Pour y parvenir, notre regard n’est pas occulté par des manœuvres dilatoires ou d’ego factices, mais il est bien celui de l’action planifiée, mesurée et de l’obligation de résultats, et ce, en tenant compte des spécificités de chacun, de l’histoire, de la sociologie locale et régionale, mais aussi de la feuille de route édictée par la représentation élue. Un directeur de service n’est pas en poste pour se substituer à son élu, mais bien pour être son bras armé au service des populations.
R : On sent bien chez vous une grande conviction. Pensez-vous que ce soit suffisant pour faire bouger les lignes ?
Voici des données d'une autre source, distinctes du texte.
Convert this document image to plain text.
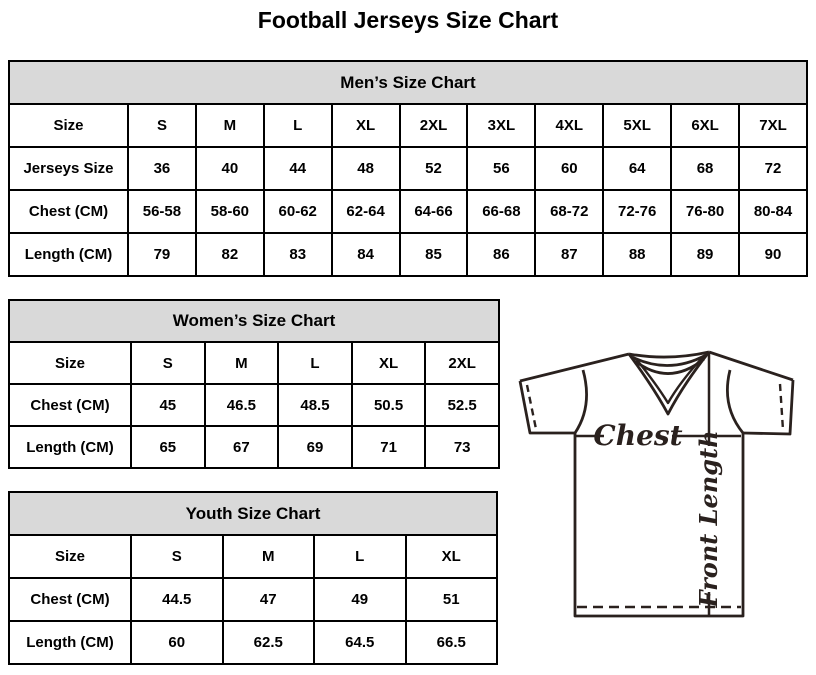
Football Jerseys Size Chart
Men’s Size Chart										
Size	S	M	L	XL	2XL	3XL	4XL	5XL	6XL	7XL
Jerseys Size	36	40	44	48	52	56	60	64	68	72
Chest (CM)	56-58	58-60	60-62	62-64	64-66	66-68	68-72	72-76	76-80	80-84
Length (CM)	79	82	83	84	85	86	87	88	89	90
Women’s Size Chart					
Size	S	M	L	XL	2XL
Chest (CM)	45	46.5	48.5	50.5	52.5
Length (CM)	65	67	69	71	73
Youth Size Chart				
Size	S	M	L	XL
Chest (CM)	44.5	47	49	51
Length (CM)	60	62.5	64.5	66.5
Chest Front Length
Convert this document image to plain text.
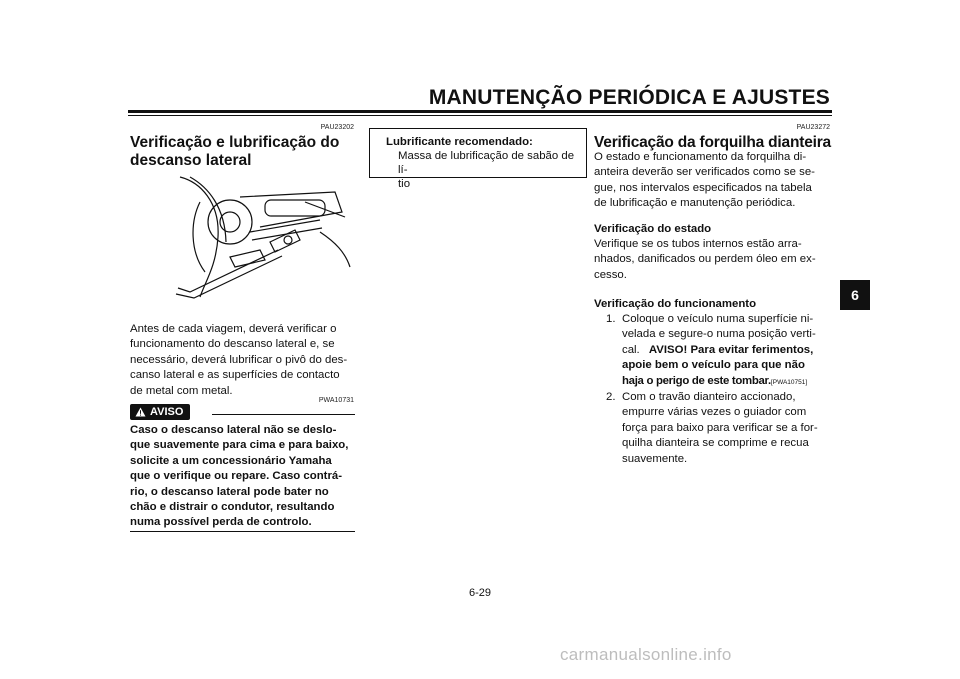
MANUTENÇÃO PERIÓDICA E AJUSTES
6
PAU23202
Verificação e lubrificação do
descanso lateral
Antes de cada viagem, deverá verificar o
funcionamento do descanso lateral e, se
necessário, deverá lubrificar o pivô do des-
canso lateral e as superfícies de contacto
de metal com metal.
AVISO
PWA10731
Caso o descanso lateral não se deslo-
que suavemente para cima e para baixo,
solicite a um concessionário Yamaha
que o verifique ou repare. Caso contrá-
rio, o descanso lateral pode bater no
chão e distrair o condutor, resultando
numa possível perda de controlo.
Lubrificante recomendado:
Massa de lubrificação de sabão de lí-
tio
PAU23272
Verificação da forquilha dianteira
O estado e funcionamento da forquilha di-
anteira deverão ser verificados como se se-
gue, nos intervalos especificados na tabela
de lubrificação e manutenção periódica.
Verificação do estado
Verifique se os tubos internos estão arra-
nhados, danificados ou perdem óleo em ex-
cesso.
Verificação do funcionamento
1. Coloque o veículo numa superfície ni-
velada e segure-o numa posição verti-
cal. AVISO! Para evitar ferimentos,
apoie bem o veículo para que não
haja o perigo de este tombar.[PWA10751]
2. Com o travão dianteiro accionado,
empurre várias vezes o guiador com
força para baixo para verificar se a for-
quilha dianteira se comprime e recua
suavemente.
6-29
carmanualsonline.info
PL : Vous avez raison de rappeler que la conviction est importante dans la création et la mise en œuvre d’un tel projet. J’ajouterai qu’il y a une grande différence entre ceux qui parlent et ceux qui font. Notre projet existe bel et bien. Il est opérationnel et efficient, et ses résultats sont tous probants. Bien entendu, ce projet peut et doit pouvoir avoir la souplesse d’adaptation à chaque cas de figure. Notre gestion est transparente, contrôlée en permanence par nos collectivités et par des cabinets indépendants. Notre vision juridique est plurielle. Nous ne nous lançons pas tête baissée sur la foi d’une seule analyse juridique. Nous avons développé des schémas opérationnels de gestion adaptés à chaque mode de structure.
Comme pour toutes structures rendues appétissantes pour ce qu’elles représentent, les propositions sont nombreuses en la matière. Les mutuelles et les banques-assurances nous regardent de près et nous font les yeux doux. Peut-être faudra-t-il en passer par là, mais en attendant, certainement pas sur la base d’un contrat où de nombreux points peuvent s’avérer flous, et certainement pas sans l’aval de notre représentation élue. Les régies funéraires, par exemple, savent bien de quoi je parle.
La transparence guide nos pas, et il ne saurait en être autrement.
R : Que va-t-il se passer lors du congrès UPFP ?
PL : Les adhérents prendront la parole, puisque leur exécutif remet son mandat entre leurs mains. Ce sera un débat salutaire et nécessaire. Il aurait dû se produire bien avant. Mais comme vous l’évoquiez dans l’une de vos questions, “faire bouger les lignes“ nécessite une réelle remise en cause sur le fond et la forme, notamment les pratiques managériales, la structure, son devenir... De belles perspectives, à condition d’ouvrir les yeux sur la réalité d’un paysage professionnel qui bouge beaucoup et où les services funéraires publics ont leur place à condition de s’en donner les moyens structurels, matériels et humains.
Là est la perspective, et faute de nouveaux architectes expérimentés, nous risquons à court terme notre existence même.